I’m still processing the events of my long weekend away from the world (and then the impact of discovering what horrendous stuff had been happening while I was not online or reading any news).
I had some thoughts after spending time again immersed in the folk traditions of song, music and dance of England (with some borrowings from the rest of the British Isles and from our former colonies in North America).
For some reason, English traditions of a working class or rural labourer origin are somewhat disparaged even by those who claim to represent and stand for British and English distinctiveness and uniqueness. Perhaps it is that rapper and longsword dances originated in the coalfields of the North-East and symbolise as a result both workers’ unity and the subversiveness of turning the tools of labour into the instruments of pastime and pride that these forms are not celebrated as I feel they should be. Or maybe it is that these are dance forms that are developed to be performed by men (in the same way that, AIUI, barbershop quartet music was developed for specifically male collaboration – but barbershop seems much less maligned than Morris) and modern conceptions of masculinity would have us view men displaying themselves as dancers is derisible (which, I guess, is the problem people have with other forms of Morris).

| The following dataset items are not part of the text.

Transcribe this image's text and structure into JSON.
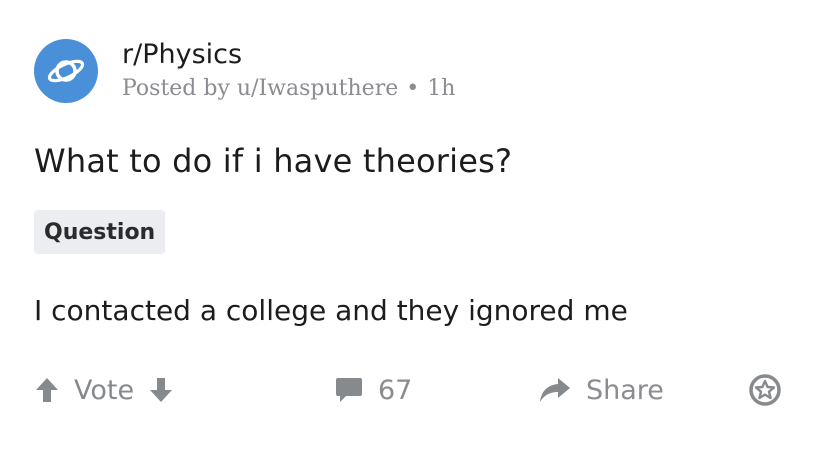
{
  "subreddit": {
    "name": "r/Physics",
    "icon": "planet-icon",
    "avatar_color": "#4a90d9"
  },
  "post": {
    "posted_by_prefix": "Posted by",
    "author": "u/Iwasputhere",
    "separator": "•",
    "age": "1h",
    "title": "What to do if i have theories?",
    "flair": "Question",
    "body": "I contacted a college and they ignored me"
  },
  "actions": {
    "upvote_icon": "arrow-up-icon",
    "vote_label": "Vote",
    "downvote_icon": "arrow-down-icon",
    "comments_icon": "comment-bubble-icon",
    "comments_count": "67",
    "share_icon": "share-arrow-icon",
    "share_label": "Share",
    "award_icon": "award-star-icon"
  },
  "colors": {
    "muted_text": "#8a8c8f",
    "flair_bg": "#ebedf0"
  }
}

AIUI Yorkshire is more associated with the longsword form (and therefore, out of pride in my birth county, I must favour that form) while the rapper sword dance is more associated with Northumbria (I am not an expert, but I’ve listened to a few). Both are elegant displays of skill and suppleness. There happened to be a championship-winning rapper side in attendance this weekend, who performed on the bank holiday. I found myself wishing for a definition of masculinity that could again celebrate maleness in this way instead of by violent confrontation (as in physical team sports).
A long-running issue I had when I attended the same kinds of events as a teenager was that for the folk dancing in the evening, women would often pair up with each other rather than asking men (or waiting to be asked), which left me, a shy and awkward fellow, little chance to develop the skills of asking or to dance with non-family members. As much as I would have been happy to dance the “ladies'” part, figuring out which other man it would be safe to ask (or who would feel safe enough to say yes in a public-ish environment) was way harder than the idea of asking someone female-identified.
Now, initially, it is fair to say that a certain element of entitlement was wrapped up in the frustration at the women’s tendency to pair off and leave me partnerless. I like to think I’ve grown past that, and that what frustrates me most is not “wah, I don’t get any”, but instead that gender divide of the acceptability of association between men on the one hand (and the underlying homophobia), and the implied misogyny that asking a man to play the “lady” is unacceptable, but women dancing together and one of them taking a male role is okay. I am much more bothered that men won’t dance with me than that women won’t.
However, the brightest moment was seeing two little boys (I couldn’t guess their ages, but definitely still primary school age) who may have been brothers, pairing up to join in the early evening dances. One of them announced proudly “I’m a LADY” the first time they joined a dance set. It broke my heart to think how in just a few years’ time, that sort of thing will be brutalised out of them. It warmed my heart to think that maybe, the next generation might not be as homophobic or transphobic as those before them after all.
I wondered as I was packing for the holiday whether I would take one of my skirts, and decided against. Now I am home I wonder if I missed an opportunity there, but I did not feel brave enough to use my body and clothing choice to make that challenge to the norms (even if it might have made it implicitly okay for another man to dance with me).
I started pondering whether it would be possible to write a folk dance such that the progression required all dancers to dance both the “men’s” and the “ladies'” roles, and also require that people who started in the “men” positions end up dancing with each other, and likewise those who start in “women” positions. I have occasionally tried writing dances, and one or two actually worked, but I have no background in it and only a vague understanding of the mechanics of orthodox folk dances (enough to follow a caller, not enough to actually call a dance, I would suggest). For me to work these ideas into a danceable dance would take practical experimentation with willing volunteers. But I am sure it is possible, and should be done.
All of which is to say that even though I managed to miss most of the misogyny in the news, thoughts on gender liberation were often on my mind on a more positive note.